Although inflation has bumped up the cost of grocery staples, people’s Thanksgiving spending budgets haven’t budged, said Rachel Dalton, head of retail insights at Kantar. “Shoppers’ spending intentions indicate they plan to maintain their spending. There’s going to be fewer shoppers that say they’re going to spend more,” Dalton said. “When you’re in that environment, all retailers are really looking to step up their game.”

Indeed discount hunting has stuck around. As a result, discount grocers like Lidl and Aldi have expanded their U.S. presence this year. Lidl has over 170 U.S. stores and has opened several stores new stores this year in cities like Greensboro, NC and Washington, DC and New York City. Meanwhile, Aldi is opening 120 new stores this year and its annual sales were up over $2.4 billion from the previous year. 

This Thanksgiving season, discount grocers don’t intend to miss out on the Thanksgiving demand either. In an announcement earlier this month, Lidl said that its Thanksgiving deal under $30 — which includes a 13-pound turkey for 49 cents a pound — can feed up to 10 people. Aldi is offering up to 50% off over 70 holiday staples starting Nov. 1 until the end of the year.  

“Despite the fact that inflation has come down a little bit overall, it still remains pretty high,” said Blake Droesch, senior retail and e-commerce analyst at Intelligence Insider. “A lot of the trading down and discount hunting that we saw with grocery shoppers when inflation was really at its heights have stuck around.”

Although grocers are taking a hit by rolling out these discounts, Droesch said that retailers can make up for it from the store visits and transactions that it could attract. He said that shoppers might enter a store to buy their grocery essentials, but they could also purchase other high-margin items.

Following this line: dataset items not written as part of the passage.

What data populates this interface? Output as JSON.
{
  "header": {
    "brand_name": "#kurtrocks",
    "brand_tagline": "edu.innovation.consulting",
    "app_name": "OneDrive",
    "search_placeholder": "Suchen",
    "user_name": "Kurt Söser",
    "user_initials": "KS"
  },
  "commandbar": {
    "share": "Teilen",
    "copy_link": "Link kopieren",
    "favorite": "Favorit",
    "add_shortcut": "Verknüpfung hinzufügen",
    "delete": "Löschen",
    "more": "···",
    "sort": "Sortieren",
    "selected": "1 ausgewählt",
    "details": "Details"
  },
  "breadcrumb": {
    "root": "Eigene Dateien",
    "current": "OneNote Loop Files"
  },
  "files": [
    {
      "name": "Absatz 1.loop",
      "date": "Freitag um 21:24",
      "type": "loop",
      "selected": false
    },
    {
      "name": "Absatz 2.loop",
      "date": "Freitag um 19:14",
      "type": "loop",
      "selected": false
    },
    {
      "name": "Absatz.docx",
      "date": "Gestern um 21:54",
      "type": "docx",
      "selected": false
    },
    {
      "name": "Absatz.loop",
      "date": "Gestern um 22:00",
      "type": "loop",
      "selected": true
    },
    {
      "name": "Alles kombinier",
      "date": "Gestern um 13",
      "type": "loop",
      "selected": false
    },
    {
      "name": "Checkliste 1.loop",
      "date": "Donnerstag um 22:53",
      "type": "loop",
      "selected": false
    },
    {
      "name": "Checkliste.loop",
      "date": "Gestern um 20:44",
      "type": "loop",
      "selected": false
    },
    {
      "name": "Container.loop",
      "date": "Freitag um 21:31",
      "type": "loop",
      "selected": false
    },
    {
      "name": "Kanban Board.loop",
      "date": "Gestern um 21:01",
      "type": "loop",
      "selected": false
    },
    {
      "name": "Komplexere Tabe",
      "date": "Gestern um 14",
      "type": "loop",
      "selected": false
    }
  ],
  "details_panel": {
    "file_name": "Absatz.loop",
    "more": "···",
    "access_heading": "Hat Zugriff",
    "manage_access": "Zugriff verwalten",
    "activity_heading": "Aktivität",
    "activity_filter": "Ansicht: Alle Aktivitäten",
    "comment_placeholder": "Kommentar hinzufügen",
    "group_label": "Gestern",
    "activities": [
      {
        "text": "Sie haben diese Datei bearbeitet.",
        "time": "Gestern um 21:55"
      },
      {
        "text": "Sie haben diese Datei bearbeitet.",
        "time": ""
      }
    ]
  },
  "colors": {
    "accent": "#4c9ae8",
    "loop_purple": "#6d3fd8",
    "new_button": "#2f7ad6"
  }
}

“Grocery, a lot of the time, is about getting people in the store,” Droesch said. “If you can get people in the store by waving a sale in front of them, they’re not just going to buy the products that are on sale. If you get them in-store, they’re more likely to also purchase other items that they need that aren’t on sale at full price.” 

Barry Thomas, senior thought leader at Kantar, said that some grocers are also slipping private-label products into their Thanksgiving deals, which could give them better margins and help them potentially convert people into loyal customers. For example, on Walmart’s Holiday meal page, its products under its Great Value brand are sprinkled throughout sections dedicated to food prep and meal ingredients. Target’s Thanksgiving dinner for $25 features seven products, three of which are from its private label Good & Gather brand. 

“Everyone had private label woven in to a degree,” Thomas said about grocers cross-merchandising private labels with national brands. “They’re doing a nice job of subtly putting that in.”  

Kantar’s Thomas and Dalton said that when rolling out these discounts, grocers have to make sure they are in stock. Otherwise, customers would be left disappointed and have a bad opinion of the company. Grocers should also be sure to give customers a great shopping experience in order to convince them to come back even without a sale. 

“The risk is making sure they can get the stock and stay in stock. You don’t want to have a disappointed shopper who’s looking for a deal and can’t find it,” Dalton said. “They may be taking a hit for sure on their margins. But what they’re hoping is they’ll get a return on that with a happy shopper that comes back.”